Protein kinase-B (Akt) and the mechanistic target of rapamycin (mTOR) signaling pathways are implicated in Alzheimer's disease (AD) pathology. Akt/mTOR signaling pathways, activated by external inputs, enable new protein synthesis at the synapse and synaptic plasticity. The molecular mechanisms impeding new protein synthesis at the synapse in AD pathogenesis remain elusive. Here, we aimed to understand the molecular mechanisms prior to the manifestation of histopathological hallmarks by characterizing Akt1/mTOR signaling cascades and new protein synthesis in the hippocampus of WT and amyloid precursor protein/presenilin-1 (APP/PS1) male mice. Intriguingly, compared to those in WT mice, we found significant decreases in pAkt1, pGSK3ß, pmTOR, pS6 ribosomal protein, and p4E-BP1 levels in both post nuclear supernatant and synaptosomes isolated from the hippocampus of one-month-old (presymptomatic) APP/PS1 mice.
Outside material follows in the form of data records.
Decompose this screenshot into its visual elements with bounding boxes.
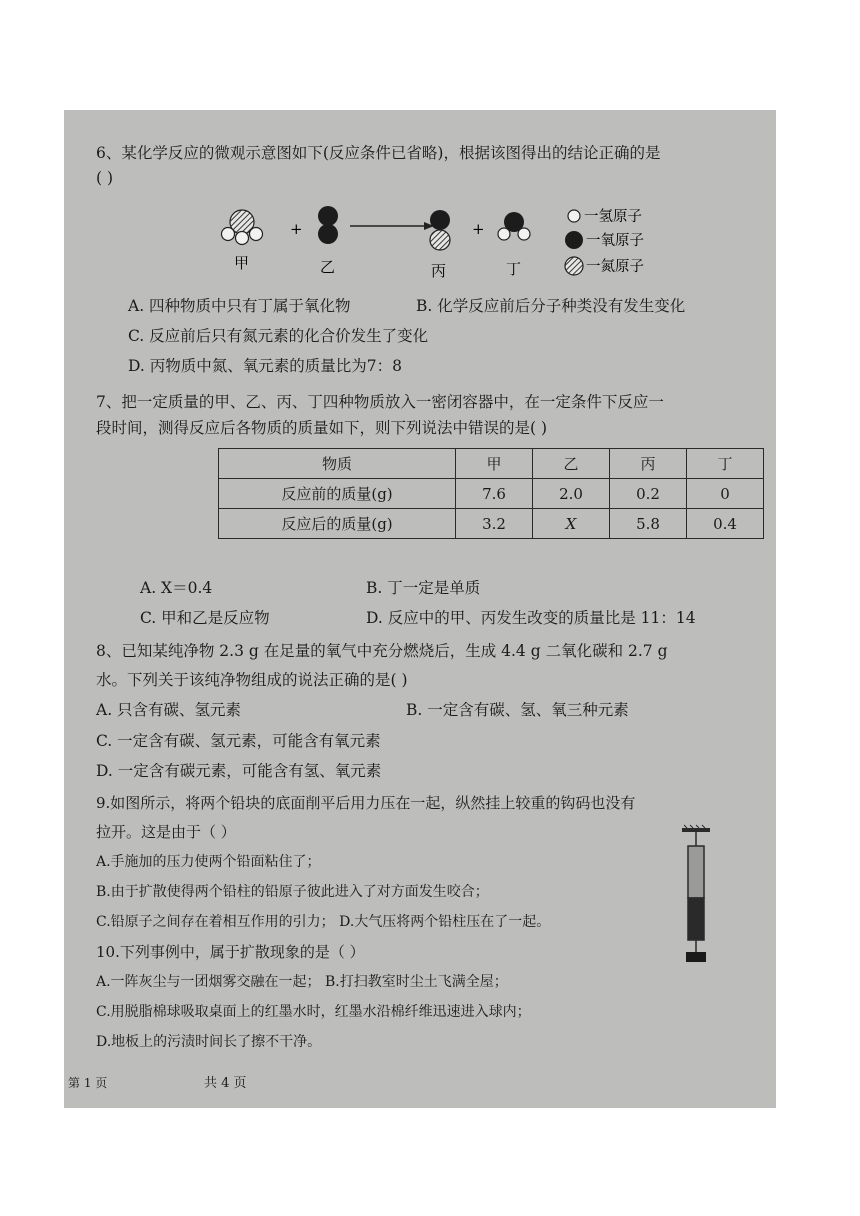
q7-option-a: A. X＝0.4 [140, 579, 213, 597]
exam-page [64, 110, 776, 1108]
hydrogen-legend-icon [568, 210, 580, 222]
table-cell: 5.8 [610, 509, 687, 539]
q9-stem-line1: 9.如图所示，将两个铅块的底面削平后用力压在一起，纵然挂上较重的钩码也没有 [96, 794, 636, 812]
table-row [219, 479, 764, 509]
q7-option-d: D. 反应中的甲、丙发生改变的质量比是 11：14 [366, 609, 696, 627]
molecule-bing [430, 210, 450, 250]
table-cell: 0 [687, 479, 764, 509]
table-cell: 0.4 [687, 509, 764, 539]
ceiling-bar [682, 828, 710, 832]
table-cell: 7.6 [456, 479, 533, 509]
table-cell: X [533, 509, 610, 539]
table-header-cell: 乙 [533, 449, 610, 479]
reaction-diagram [204, 196, 654, 282]
table-header-cell: 丙 [610, 449, 687, 479]
lower-lead-cylinder [688, 898, 704, 940]
table-cell: 0.2 [610, 479, 687, 509]
molecule-yi [318, 206, 338, 244]
oxygen-legend-icon [565, 231, 583, 249]
molecule-jia [222, 210, 263, 245]
table-row [219, 509, 764, 539]
q6-stem-line2: ( ) [96, 169, 114, 187]
label-jia: 甲 [234, 254, 250, 272]
table-header-cell: 物质 [219, 449, 456, 479]
plus-sign-2: + [472, 220, 485, 238]
q6-option-c: C. 反应前后只有氮元素的化合价发生了变化 [128, 327, 429, 345]
legend-nitrogen: 一氮原子 [586, 259, 644, 275]
footer-page-number: 第 1 页 [68, 1076, 108, 1090]
q9-option-b: B.由于扩散使得两个铅柱的铅原子彼此进入了对方面发生咬合； [96, 884, 489, 900]
q7-option-c: C. 甲和乙是反应物 [140, 609, 270, 627]
q8-option-b: B. 一定含有碳、氢、氧三种元素 [406, 701, 629, 719]
nitrogen-legend-icon [565, 257, 583, 275]
table-header-cell: 丁 [687, 449, 764, 479]
q9-option-a: A.手施加的压力使两个铅面粘住了； [96, 854, 321, 870]
table-cell: 反应后的质量(g) [219, 509, 456, 539]
plus-sign-1: + [290, 220, 303, 238]
q8-stem-line2: 水。下列关于该纯净物组成的说法正确的是( ) [96, 671, 408, 689]
table-cell: 2.0 [533, 479, 610, 509]
mass-table [218, 448, 764, 539]
q8-stem-line1: 8、已知某纯净物 2.3 g 在足量的氧气中充分燃烧后，生成 4.4 g 二氧化碳和 2.7 g [96, 642, 668, 660]
q7-option-b: B. 丁一定是单质 [366, 579, 481, 597]
table-cell: 反应前的质量(g) [219, 479, 456, 509]
label-ding: 丁 [506, 260, 522, 278]
legend-hydrogen: 一氢原子 [584, 209, 642, 225]
label-yi: 乙 [320, 258, 336, 276]
q10-stem: 10.下列事例中，属于扩散现象的是（ ） [96, 943, 365, 961]
q6-option-a: A. 四种物质中只有丁属于氧化物 [128, 297, 351, 315]
q6-option-b: B. 化学反应前后分子种类没有发生变化 [416, 297, 686, 315]
q6-option-d: D. 丙物质中氮、氧元素的质量比为7：8 [128, 357, 402, 375]
q8-option-c: C. 一定含有碳、氢元素，可能含有氧元素 [96, 732, 381, 750]
table-cell: 3.2 [456, 509, 533, 539]
q7-stem-line2: 段时间，测得反应后各物质的质量如下，则下列说法中错误的是( ) [96, 419, 548, 437]
lead-cylinders-figure [676, 824, 716, 966]
label-bing: 丙 [431, 262, 447, 280]
q7-stem-line1: 7、把一定质量的甲、乙、丙、丁四种物质放入一密闭容器中，在一定条件下反应一 [96, 393, 664, 411]
q10-option-ab: A.一阵灰尘与一团烟雾交融在一起； B.打扫教室时尘土飞满全屋； [96, 974, 508, 990]
footer-total-pages: 共 4 页 [204, 1076, 247, 1091]
q10-option-c: C.用脱脂棉球吸取桌面上的红墨水时，红墨水沿棉纤维迅速进入球内； [96, 1004, 531, 1020]
hook-weight [686, 952, 706, 962]
legend-oxygen: 一氧原子 [586, 233, 644, 249]
q8-option-d: D. 一定含有碳元素，可能含有氢、氧元素 [96, 762, 382, 780]
molecule-ding [498, 212, 530, 240]
q10-option-d: D.地板上的污渍时间长了擦不干净。 [96, 1034, 322, 1050]
upper-lead-cylinder [688, 846, 704, 898]
q6-stem-line1: 6、某化学反应的微观示意图如下(反应条件已省略)，根据该图得出的结论正确的是 [96, 144, 661, 162]
q9-stem-line2: 拉开。这是由于（ ） [96, 823, 236, 841]
q8-option-a: A. 只含有碳、氢元素 [96, 701, 242, 719]
q9-option-cd: C.铅原子之间存在着相互作用的引力； D.大气压将两个铅柱压在了一起。 [96, 914, 551, 930]
table-header-row [219, 449, 764, 479]
table-header-cell: 甲 [456, 449, 533, 479]
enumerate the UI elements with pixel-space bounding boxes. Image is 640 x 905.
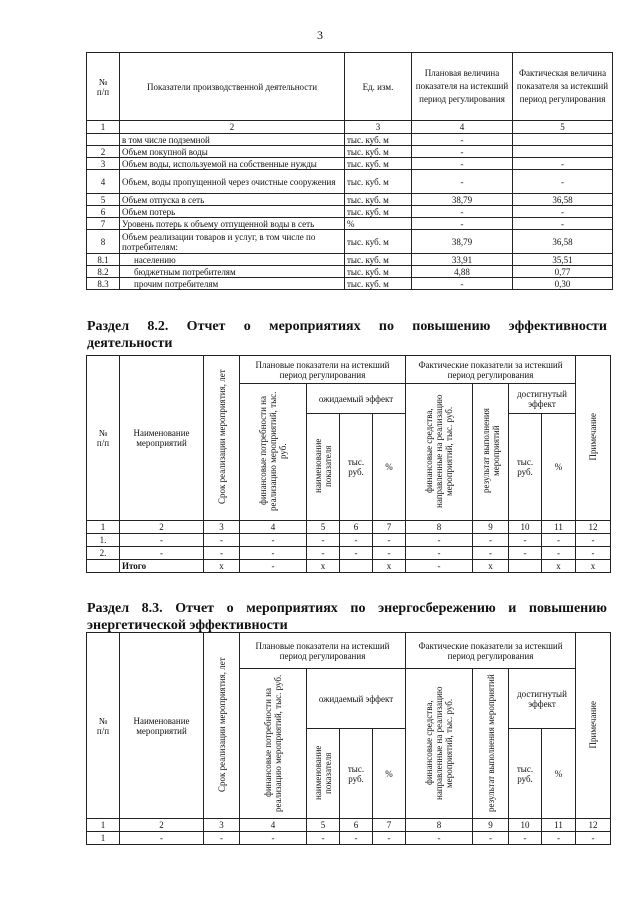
row-actual: 0,30 (513, 278, 613, 290)
row-actual: - (513, 218, 613, 230)
row-actual: 36,58 (513, 194, 613, 206)
col-number: 2 (120, 521, 204, 534)
row-planned: 33,91 (412, 254, 513, 266)
row-unit: тыс. куб. м (345, 278, 412, 290)
row-num: 3 (87, 158, 120, 170)
col-number: 12 (576, 521, 611, 534)
row-num (87, 134, 120, 146)
row-num: 8.1 (87, 254, 120, 266)
table-cell: - (473, 534, 509, 547)
table-cell: - (406, 547, 473, 560)
header-thous: тыс. руб. (509, 729, 542, 819)
col-number: 12 (576, 819, 611, 832)
row-name: бюджетным потребителям (120, 266, 345, 278)
production-indicators-table (86, 52, 613, 290)
row-planned: - (412, 218, 513, 230)
table-row (87, 832, 611, 845)
energy-saving-events-body (87, 832, 611, 845)
row-planned: 38,79 (412, 230, 513, 254)
row-planned: - (412, 278, 513, 290)
col-number: 5 (307, 819, 340, 832)
col-number: 3 (204, 521, 240, 534)
row-name: Объем воды, используемой на собственные нужды (120, 158, 345, 170)
table-cell: - (509, 832, 542, 845)
table-cell (87, 560, 120, 573)
row-actual: 35,51 (513, 254, 613, 266)
row-planned: - (412, 134, 513, 146)
row-actual: 36,58 (513, 230, 613, 254)
col-number: 5 (307, 521, 340, 534)
table-cell: x (373, 560, 406, 573)
table-cell: x (542, 560, 576, 573)
header-thous: тыс. руб. (509, 414, 542, 521)
table-cell: - (373, 832, 406, 845)
table-cell: - (120, 832, 204, 845)
header-pct: % (542, 729, 576, 819)
table-cell: - (204, 832, 240, 845)
table-row (87, 560, 611, 573)
row-num: 8.2 (87, 266, 120, 278)
header-num: № п/п (87, 53, 120, 121)
row-unit: тыс. куб. м (345, 194, 412, 206)
section-8-3-heading: Раздел 8.3. Отчет о мероприятиях по энергосбережению и повышению энергетической эффективности (87, 601, 607, 633)
row-actual: - (513, 170, 613, 194)
header-planned: Плановая величина показателя на истекший период регулирования (412, 53, 513, 121)
table-cell: - (204, 534, 240, 547)
row-name: Объем потерь (120, 206, 345, 218)
table-cell: - (240, 832, 307, 845)
col-number: 6 (340, 521, 373, 534)
row-name: в том числе подземной (120, 134, 345, 146)
header-note: Примечание (576, 356, 611, 521)
col-number: 11 (542, 521, 576, 534)
table-row (87, 158, 613, 170)
row-name: Уровень потерь к объему отпущенной воды в сеть (120, 218, 345, 230)
row-planned: - (412, 206, 513, 218)
col-number: 4 (240, 521, 307, 534)
table-cell: - (120, 547, 204, 560)
table-cell: - (340, 547, 373, 560)
header-note: Примечание (576, 633, 611, 819)
header-num: № п/п (87, 356, 120, 521)
table-cell: - (406, 560, 473, 573)
table-cell: - (307, 534, 340, 547)
row-actual: - (513, 158, 613, 170)
col-number: 7 (373, 521, 406, 534)
table-cell: 2. (87, 547, 120, 560)
table-cell: - (576, 832, 611, 845)
row-unit: тыс. куб. м (345, 158, 412, 170)
header-thous: тыс. руб. (340, 414, 373, 521)
table-cell: x (473, 560, 509, 573)
table-cell: - (576, 547, 611, 560)
header-fin-spent: финансовые средства, направленные на реализацию мероприятий, тыс. руб. (406, 669, 473, 819)
row-name: Объем реализации товаров и услуг, в том числе по потребителям: (120, 230, 345, 254)
header-thous: тыс. руб. (340, 729, 373, 819)
table-row (87, 534, 611, 547)
header-achieved: достигнутый эффект (509, 384, 576, 414)
header-indicator: Показатели производственной деятельности (120, 53, 345, 121)
table-cell: - (340, 534, 373, 547)
row-num: 4 (87, 170, 120, 194)
row-unit: тыс. куб. м (345, 170, 412, 194)
row-actual (513, 146, 613, 158)
row-actual (513, 134, 613, 146)
table-cell (509, 560, 542, 573)
header-num: № п/п (87, 633, 120, 819)
row-name: Объем покупной воды (120, 146, 345, 158)
row-unit: тыс. куб. м (345, 266, 412, 278)
section-8-2-heading: Раздел 8.2. Отчет о мероприятиях по повышению эффективности деятельности (87, 319, 607, 351)
col-number: 7 (373, 819, 406, 832)
table-cell: - (307, 832, 340, 845)
table-cell: - (340, 832, 373, 845)
table-cell: - (120, 534, 204, 547)
table-row (87, 254, 613, 266)
header-planned-group: Плановые показатели на истекший период регулирования (240, 633, 406, 669)
table-cell: x (307, 560, 340, 573)
row-unit: тыс. куб. м (345, 230, 412, 254)
row-name: прочим потребителям (120, 278, 345, 290)
row-unit: тыс. куб. м (345, 206, 412, 218)
table-row (87, 230, 613, 254)
table-cell: - (576, 534, 611, 547)
row-actual: - (513, 206, 613, 218)
table-cell: - (240, 534, 307, 547)
table-row (87, 278, 613, 290)
table-cell (340, 560, 373, 573)
header-ind-name: наименование показателя (307, 729, 340, 819)
table-row (87, 266, 613, 278)
efficiency-events-table (86, 355, 611, 573)
row-num: 7 (87, 218, 120, 230)
table-cell: 1 (87, 832, 120, 845)
table-cell: - (373, 534, 406, 547)
header-pct: % (542, 414, 576, 521)
table-cell: - (240, 560, 307, 573)
row-planned: 38,79 (412, 194, 513, 206)
row-name: Объем, воды пропущенной через очистные сооружения (120, 170, 345, 194)
col-number: 6 (340, 819, 373, 832)
header-result: результат выполнения мероприятий (473, 384, 509, 521)
col-number: 9 (473, 521, 509, 534)
col-number: 4 (240, 819, 307, 832)
table-row (87, 146, 613, 158)
header-planned-group: Плановые показатели на истекший период регулирования (240, 356, 406, 384)
header-term: Срок реализации мероприятия, лет (204, 356, 240, 521)
row-planned: - (412, 170, 513, 194)
table-cell: - (406, 534, 473, 547)
col-number: 4 (412, 121, 513, 134)
row-unit: тыс. куб. м (345, 134, 412, 146)
col-number: 8 (406, 819, 473, 832)
col-number: 2 (120, 121, 345, 134)
col-number: 11 (542, 819, 576, 832)
row-planned: 4,88 (412, 266, 513, 278)
row-planned: - (412, 158, 513, 170)
table-row (87, 194, 613, 206)
header-fin-spent: финансовые средства, направленные на реализацию мероприятий, тыс. руб. (406, 384, 473, 521)
col-number: 2 (120, 819, 204, 832)
row-unit: % (345, 218, 412, 230)
table-row (87, 547, 611, 560)
row-num: 6 (87, 206, 120, 218)
row-name: населению (120, 254, 345, 266)
header-fin-need: финансовые потребности на реализацию мероприятий, тыс. руб. (240, 384, 307, 521)
header-expected: ожидаемый эффект (307, 669, 406, 729)
header-achieved: достигнутый эффект (509, 669, 576, 729)
table-row (87, 170, 613, 194)
header-ind-name: наименование показателя (307, 414, 340, 521)
table-cell: Итого (120, 560, 204, 573)
table-cell: - (542, 832, 576, 845)
efficiency-events-body (87, 534, 611, 573)
header-unit: Ед. изм. (345, 53, 412, 121)
header-term: Срок реализации мероприятия, лет (204, 633, 240, 819)
header-fin-need: финансовые потребности на реализацию мероприятий, тыс. руб. (240, 669, 307, 819)
header-actual-group: Фактические показатели за истекший период регулирования (406, 356, 576, 384)
header-name: Наименование мероприятий (120, 356, 204, 521)
table-cell: - (373, 547, 406, 560)
table-cell: x (576, 560, 611, 573)
energy-saving-events-table (86, 632, 611, 845)
col-number: 1 (87, 121, 120, 134)
page-number: 3 (317, 28, 323, 42)
row-planned: - (412, 146, 513, 158)
header-name: Наименование мероприятий (120, 633, 204, 819)
row-unit: тыс. куб. м (345, 146, 412, 158)
table-cell: - (307, 547, 340, 560)
table-row (87, 206, 613, 218)
table-row (87, 134, 613, 146)
header-actual: Фактическая величина показателя за истекший период регулирования (513, 53, 613, 121)
col-number: 9 (473, 819, 509, 832)
header-expected: ожидаемый эффект (307, 384, 406, 414)
row-num: 8 (87, 230, 120, 254)
table-cell: - (542, 547, 576, 560)
table-cell: - (509, 534, 542, 547)
table-cell: - (509, 547, 542, 560)
table-cell: - (204, 547, 240, 560)
table-cell: x (204, 560, 240, 573)
col-number: 1 (87, 521, 120, 534)
header-result: результат выполнения мероприятий (473, 669, 509, 819)
header-pct: % (373, 729, 406, 819)
col-number: 1 (87, 819, 120, 832)
table-row (87, 218, 613, 230)
row-actual: 0,77 (513, 266, 613, 278)
col-number: 3 (204, 819, 240, 832)
table-cell: - (240, 547, 307, 560)
table-cell: - (406, 832, 473, 845)
row-num: 2 (87, 146, 120, 158)
col-number: 10 (509, 819, 542, 832)
row-unit: тыс. куб. м (345, 254, 412, 266)
table-cell: - (542, 534, 576, 547)
header-pct: % (373, 414, 406, 521)
table-cell: - (473, 832, 509, 845)
row-num: 8.3 (87, 278, 120, 290)
col-number: 10 (509, 521, 542, 534)
row-num: 5 (87, 194, 120, 206)
col-number: 3 (345, 121, 412, 134)
row-name: Объем отпуска в сеть (120, 194, 345, 206)
header-actual-group: Фактические показатели за истекший период регулирования (406, 633, 576, 669)
table-cell: 1. (87, 534, 120, 547)
col-number: 5 (513, 121, 613, 134)
table-cell: - (473, 547, 509, 560)
col-number: 8 (406, 521, 473, 534)
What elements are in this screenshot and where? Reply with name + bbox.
In synaptoneurosomes prepared from the hippocampus of presymptomatic APP/PS1 mice, activity-dependent protein synthesis at the synapse was impaired and this deficit was sustained in young adults. In hippocampal neurons from C57BL/6 mice, downregulation of Akt1 precluded synaptic activity-dependent protein synthesis at the dendrites but not in the soma. In three-month-old APP/PS1 mice, Akt activator (SC79) administration restored deficits in memory recall and activity-dependent synaptic protein synthesis. C57BL/6 mice administered with an Akt inhibitor (MK2206) resulted in memory recall deficits compared to those treated with vehicle. We conclude that dysregulation of Akt1/mTOR and its downstream signaling molecules in the hippocampus contribute to memory recall deficits and loss of activity-dependent synaptic protein synthesis. In AD mice, however, Akt activation ameliorates deficits in memory recall and activity-dependent synaptic protein synthesis.